1974) also showed off Wonder's love for music outside the American R&B and
pop mainstream. A foray into bossa nova, it inspired a liner note thanking
Sergio Mendes for translating a verse into Portuguese so that the artist could
"speak to my people of Mozambique and ... Brazil." The tune champions the
examined life over the use of drugs.
"I Wish" (from "Songs in the Key of Life," 1976) opens
with more daring synth work, as Stevie practically drags the machine through the
funky dirt itself. The lyrics celebrate the minor sins of childhood -- playing
doctor, holding out change from the collection plate for candy -- and the happy
side of ghetto life. Perhaps one of the most well-remembered hits of Wonder's
'70s streak.
"Have a Talk With God" (from "Songs in the Key of
Life," 1976) credits Wonder and his mother Lula Mae Hardaway as co-writers, and
features the then 26-year-old Wonder drumming so far behind the beat that even
Charlie Watts would have had to bow in tribute. Agree
or not with the song's call to prayer as a healer of ills, its flow is hard to
argue with. This cut is the kind of thing that led "Still Crazy After All These
Years" Grammy Album of the Year winner Paul Simon to thank Stevie "for not making an album"
during the two-year hiatus between "Finale" and "Songs."
"Easy Goin' Evening (My Mama's Call)" (from "Songs in
the Key of Life," 1976) is a languid, harmonica-led instrumental that could
feature as the soundtrack for every mellow, porch-bound summer night you've
enjoyed. Or perhaps as alternate music for one of those Charlie Brown holiday
specials. Nearly orchestral in its overdubbed mouth organs, this was originally
included on a bonus EP that accompanied the already swelling double album that
was "Songs in the Key of Life."
"Happy Birthday" (from "Hotter Than July," 1980): Wonder was in the forefront
of efforts to win a national holiday for Dr. Martin Luther King Jr. This joyous
song became an anthem of the cause, and an inescapable fixture of the January
day itself. It sounds every bit as giddy as the singer no doubt felt, and surely
must remain one of the compositions for which he's proudest.
"Master Blaster (Jammin')" (from "Hotter Than July,"
1980) was Wonder's salute to Bob Marley (hear also: Marvin Gaye's "Third World
Girl") and the then newly liberated state of Zimbabwe (formerly Rhodesia).

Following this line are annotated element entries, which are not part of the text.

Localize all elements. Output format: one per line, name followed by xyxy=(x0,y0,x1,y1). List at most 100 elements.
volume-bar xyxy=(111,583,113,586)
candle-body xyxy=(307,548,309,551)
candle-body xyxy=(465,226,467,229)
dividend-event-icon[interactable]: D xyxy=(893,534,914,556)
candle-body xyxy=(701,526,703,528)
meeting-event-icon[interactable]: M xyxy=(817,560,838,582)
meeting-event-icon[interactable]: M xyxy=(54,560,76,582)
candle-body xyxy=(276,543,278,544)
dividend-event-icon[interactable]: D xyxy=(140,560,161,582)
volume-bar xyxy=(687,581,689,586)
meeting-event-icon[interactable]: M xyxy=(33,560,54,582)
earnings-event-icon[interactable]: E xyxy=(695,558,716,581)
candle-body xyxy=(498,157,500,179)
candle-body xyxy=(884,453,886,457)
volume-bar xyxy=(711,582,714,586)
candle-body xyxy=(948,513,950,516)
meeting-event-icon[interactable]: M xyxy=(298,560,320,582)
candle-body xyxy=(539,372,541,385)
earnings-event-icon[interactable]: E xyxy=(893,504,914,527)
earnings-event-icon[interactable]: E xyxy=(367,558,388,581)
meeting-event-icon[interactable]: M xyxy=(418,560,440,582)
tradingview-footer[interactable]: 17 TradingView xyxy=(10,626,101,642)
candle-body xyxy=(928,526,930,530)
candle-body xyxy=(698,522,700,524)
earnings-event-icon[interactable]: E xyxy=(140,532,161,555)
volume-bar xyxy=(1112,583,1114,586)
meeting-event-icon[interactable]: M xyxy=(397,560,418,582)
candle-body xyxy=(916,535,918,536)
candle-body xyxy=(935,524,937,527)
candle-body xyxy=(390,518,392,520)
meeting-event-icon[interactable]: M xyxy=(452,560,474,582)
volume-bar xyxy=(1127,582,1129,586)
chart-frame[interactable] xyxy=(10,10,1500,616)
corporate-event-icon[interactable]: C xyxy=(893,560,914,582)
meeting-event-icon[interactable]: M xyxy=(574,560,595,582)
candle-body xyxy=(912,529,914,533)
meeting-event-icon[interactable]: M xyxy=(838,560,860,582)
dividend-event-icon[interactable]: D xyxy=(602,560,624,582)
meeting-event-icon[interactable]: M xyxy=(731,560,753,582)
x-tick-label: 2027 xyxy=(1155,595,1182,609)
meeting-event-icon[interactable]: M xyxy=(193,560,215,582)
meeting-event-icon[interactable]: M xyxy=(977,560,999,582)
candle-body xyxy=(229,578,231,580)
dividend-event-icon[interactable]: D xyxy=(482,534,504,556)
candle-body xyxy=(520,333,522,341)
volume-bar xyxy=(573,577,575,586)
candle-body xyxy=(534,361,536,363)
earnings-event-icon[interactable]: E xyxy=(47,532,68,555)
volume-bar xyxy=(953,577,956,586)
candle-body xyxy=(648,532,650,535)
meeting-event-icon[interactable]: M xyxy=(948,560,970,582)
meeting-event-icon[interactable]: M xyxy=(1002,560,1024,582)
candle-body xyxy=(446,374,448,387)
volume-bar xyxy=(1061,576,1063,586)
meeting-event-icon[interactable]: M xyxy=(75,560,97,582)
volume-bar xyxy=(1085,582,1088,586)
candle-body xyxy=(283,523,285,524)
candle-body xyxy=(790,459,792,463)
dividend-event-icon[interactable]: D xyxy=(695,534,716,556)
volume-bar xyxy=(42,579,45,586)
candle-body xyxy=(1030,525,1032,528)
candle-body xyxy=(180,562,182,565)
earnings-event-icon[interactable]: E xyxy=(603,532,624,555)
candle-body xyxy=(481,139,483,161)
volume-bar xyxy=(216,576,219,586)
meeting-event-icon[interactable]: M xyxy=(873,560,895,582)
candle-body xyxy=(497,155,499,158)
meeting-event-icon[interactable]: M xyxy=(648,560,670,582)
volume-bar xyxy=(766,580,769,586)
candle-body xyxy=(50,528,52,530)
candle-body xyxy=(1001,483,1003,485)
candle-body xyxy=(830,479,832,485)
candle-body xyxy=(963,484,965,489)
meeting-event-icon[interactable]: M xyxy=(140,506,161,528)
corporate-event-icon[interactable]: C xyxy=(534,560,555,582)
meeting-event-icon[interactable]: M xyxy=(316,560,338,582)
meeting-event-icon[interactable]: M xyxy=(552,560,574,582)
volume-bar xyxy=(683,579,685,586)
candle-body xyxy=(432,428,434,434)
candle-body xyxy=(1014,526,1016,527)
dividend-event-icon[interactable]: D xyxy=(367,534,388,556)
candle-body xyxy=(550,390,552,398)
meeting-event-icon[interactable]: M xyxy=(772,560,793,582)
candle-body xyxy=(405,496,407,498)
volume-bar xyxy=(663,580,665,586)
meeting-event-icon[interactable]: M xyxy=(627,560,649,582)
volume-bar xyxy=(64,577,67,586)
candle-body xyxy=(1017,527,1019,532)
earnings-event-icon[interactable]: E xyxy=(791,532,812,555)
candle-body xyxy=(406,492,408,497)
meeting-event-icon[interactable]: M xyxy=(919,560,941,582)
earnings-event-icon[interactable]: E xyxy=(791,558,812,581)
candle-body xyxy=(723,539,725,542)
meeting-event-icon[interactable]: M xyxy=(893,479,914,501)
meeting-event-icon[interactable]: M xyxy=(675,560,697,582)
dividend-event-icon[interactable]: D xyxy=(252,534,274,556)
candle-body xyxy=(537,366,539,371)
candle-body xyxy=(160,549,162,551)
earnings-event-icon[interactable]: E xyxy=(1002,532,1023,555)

"Master Blaster" proved one of the skanking-est tracks of the new decade's ever
more internationalized charts. (For a while, Elvis Costello incorporated it into his live
performances of "Watching the Detectives.") Other "Hotter" highlights included
the ready-for-Nashville drawl of "I Ain't Gonna Stand for It" and the ballad
"All I Do."
"Skeletons" (from "Characters," 1987) got in a dig at the
Reagan Administration -- not yet out of power -- for its involvement in the
Iran-Contra scandal. One of the funkiest things Wonder did in this period, which
was also marked by romantic ballads such as "I Just Called to Say I Loved You"
and "Overjoyed," it was a reminder that you couldn't count out any side of the
man while he still drew breath.
"So What the Fuss" (from "A Time to Love," 2005) was a collaboration with Prince (on bass) that also served notice in a new
century that Stevie Wonder wasn't finished. Here he preaches peace,
responsibility, voting and wearing the right shoes to dance in. And: "If we're
jammin' the music, and somebody's got the audacity to say that they can jam it
better than us/Shame on them." Yeah.